Abstract:Medical Image-to-image translation is a key task in computer vision and generative artificial intelligence, and it is highly applicable to medical image analysis. GAN-based methods are the mainstream image translation methods, but they often ignore the variation and distribution of images in the frequency domain, or only take simple measures to align high-frequency information, which can lead to distortion and low quality of the generated images. To solve these problems, we propose a novel method called frequency domain decomposition translation (FDDT).
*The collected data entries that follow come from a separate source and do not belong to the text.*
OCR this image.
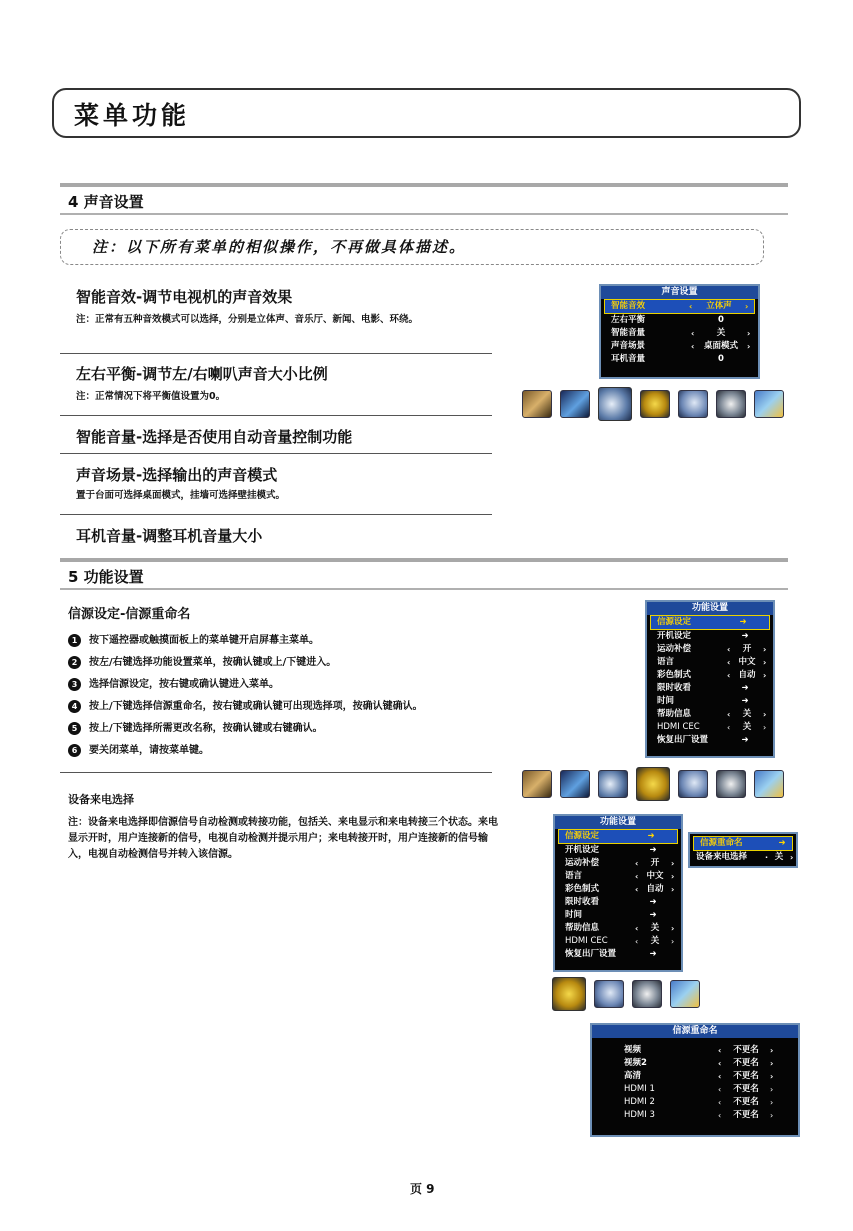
菜单功能
4 声音设置
注：以下所有菜单的相似操作，不再做具体描述。
智能音效-调节电视机的声音效果
注：正常有五种音效模式可以选择，分别是立体声、音乐厅、新闻、电影、环绕。
左右平衡-调节左/右喇叭声音大小比例
注：正常情况下将平衡值设置为0。
智能音量-选择是否使用自动音量控制功能
声音场景-选择输出的声音模式
置于台面可选择桌面模式，挂墙可选择壁挂模式。
耳机音量-调整耳机音量大小
声音设置
智能音效	‹	立体声	›
左右平衡	0
智能音量	‹	关	›
声音场景	‹	桌面模式	›
耳机音量	0
5 功能设置
信源设定-信源重命名
1 按下遥控器或触摸面板上的菜单键开启屏幕主菜单。
2 按左/右键选择功能设置菜单，按确认键或上/下键进入。
3 选择信源设定，按右键或确认键进入菜单。
4 按上/下键选择信源重命名，按右键或确认键可出现选择项，按确认键确认。
5 按上/下键选择所需更改名称，按确认键或右键确认。
6 要关闭菜单，请按菜单键。
设备来电选择
注：设备来电选择即信源信号自动检测或转接功能，包括关、来电显示和来电转接三个状态。来电显示开时，用户连接新的信号，电视自动检测并提示用户；来电转接开时，用户连接新的信号输入，电视自动检测信号并转入该信源。
功能设置
信源设定	➜
开机设定	➜
运动补偿	‹	开	›
语言	‹ 中文 ›
彩色制式	‹ 自动 ›
限时收看	➜
时间	➜
帮助信息	‹	关	›
HDMI CEC	‹	关	›
恢复出厂设置	➜
功能设置
信源设定	➜
开机设定	➜
运动补偿	‹	开	›
语言	‹ 中文 ›
彩色制式	‹ 自动 ›
限时收看	➜
时间	➜
帮助信息	‹	关	›
HDMI CEC	‹	关	›
恢复出厂设置	➜
信源重命名	➜
设备来电选择 · 关 ›
信源重命名
视频	‹	不更名	›
视频2	‹	不更名	›
高清	‹	不更名	›
HDMI 1	‹	不更名	›
HDMI 2	‹	不更名	›
HDMI 3	‹	不更名	›
页 9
This method decomposes the original image into a high-frequency component and a low-frequency component, with the high-frequency component containing the details and identity information, and the low-frequency component containing the style information. Next, the high-frequency and low-frequency components of the transformed image are aligned with the transformed results of the high-frequency and low-frequency components of the original image in the same frequency band in the spatial domain, thus preserving the identity information of the image while destroying as little stylistic information of the image as possible. We conduct extensive experiments on MRI images and natural images with FDDT and several mainstream baseline models, and we use four evaluation metrics to assess the quality of the generated images. Compared with the baseline models, optimally, FDDT can reduce Fréchet inception distance by up to 24.4%, structural similarity by up to 4.4%, peak signal-to-noise ratio by up to 5.8%, and mean squared error by up to 31%. Compared with the previous method, optimally, FDDT can reduce Fréchet inception distance by up to 23.7%, structural similarity by up to 1.8%, peak signal-to-noise ratio by up to 6.8%, and mean squared error by up to 31.6%.

What problem does this paper attempt to address?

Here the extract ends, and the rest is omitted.